Plus d'autonomie fiscale

Autre élément de contexte naturellement prégnant au fil du congrès : la pénurie des ressources. Et singulièrement des ressources fiscales. Avec la réforme de la taxe professionnelle, les régions ont en effet perdu une bonne part de leur autonomie fiscale, celle-ci étant désormais limitée à la part modulable de la TIPP et à la taxe sur les cartes grises… soit seulement 12% de leurs recettes. Elles ont également perdu au passage la totalité des impôts ménages qu'elles percevaient jusqu'ici. Même Gilles Carrez, rapporteur général de la commission des finances de l'Assemblée, invité à participer aux échanges, l'a reconnu : "Sur les recettes, la situation est plus difficile pour les régions que pour les autres niveaux de collectivités", et l'absence de levier fiscal invite à "réfléchir à un élargissement des ressources fiscales" en matière par exemple de transports, d'environnement ou d'aménagement. Pour Gilles Carrez toutefois, les régions peuvent se réjouir du fait que "l'assiette du nouvel impôt économique est dynamique". Tous n'en sont pas convaincus. Martin Malvy (Midi-Pyrénées) par exemple, a relevé que ce "dynamisme" affiché serait basé sur les prévisions de croissance fournies par la France à Bruxelles… autrement dit, sur des données "irréalistes". Il estime également que les régions, parce qu'elles "n'auront plus de recettes évolutives", ne "vont plus pouvoir faire appel à l'emprunt".

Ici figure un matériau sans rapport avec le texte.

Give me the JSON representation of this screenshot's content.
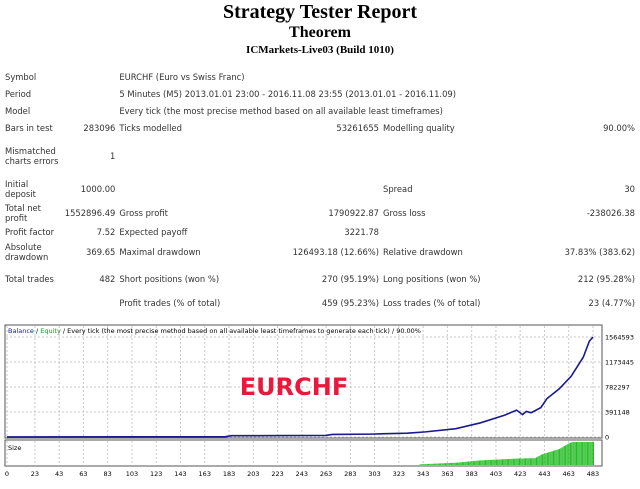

Si ce sixième congrès a ainsi été très offensif par rapport aux réformes gouvernementales, il a de facto été très politique… Politique, dans la mesure où les trois conseils régionaux présidés par la droite ont désormais quitté l'ARF. Le président de la région Réunion, Didier Robert (UMP), et celui de la Guyane, Rodolphe Alexandre (DVG élu avec le soutien de l'UMP), ont en effet annoncé vendredi dans la matinée leur départ de l'association. Ils suivent l'exemple du président de l'Alsace, Philippe Richert (UMP), qui avait présenté son initiative deux jours plus tôt et préside maintenant une nouvelle association, l'Association des élus régionaux de France (AERF). Alain Rousset a accusé le chef de l'Etat d'avoir "imposé" à la Réunion et à la Guyane de quitter l'ARF. Le fait que pour la première fois aucun ministre ni même aucun représentant de l'Etat n'ait participé au congrès a par ailleurs été peu apprécié, sachant que le Premier ministre avait initialement été invité. Le renforcement du dialogue Etat-régions auquel appellent souvent de leurs voeux les responsables régionaux n'est peut-être pas pour tout de suite.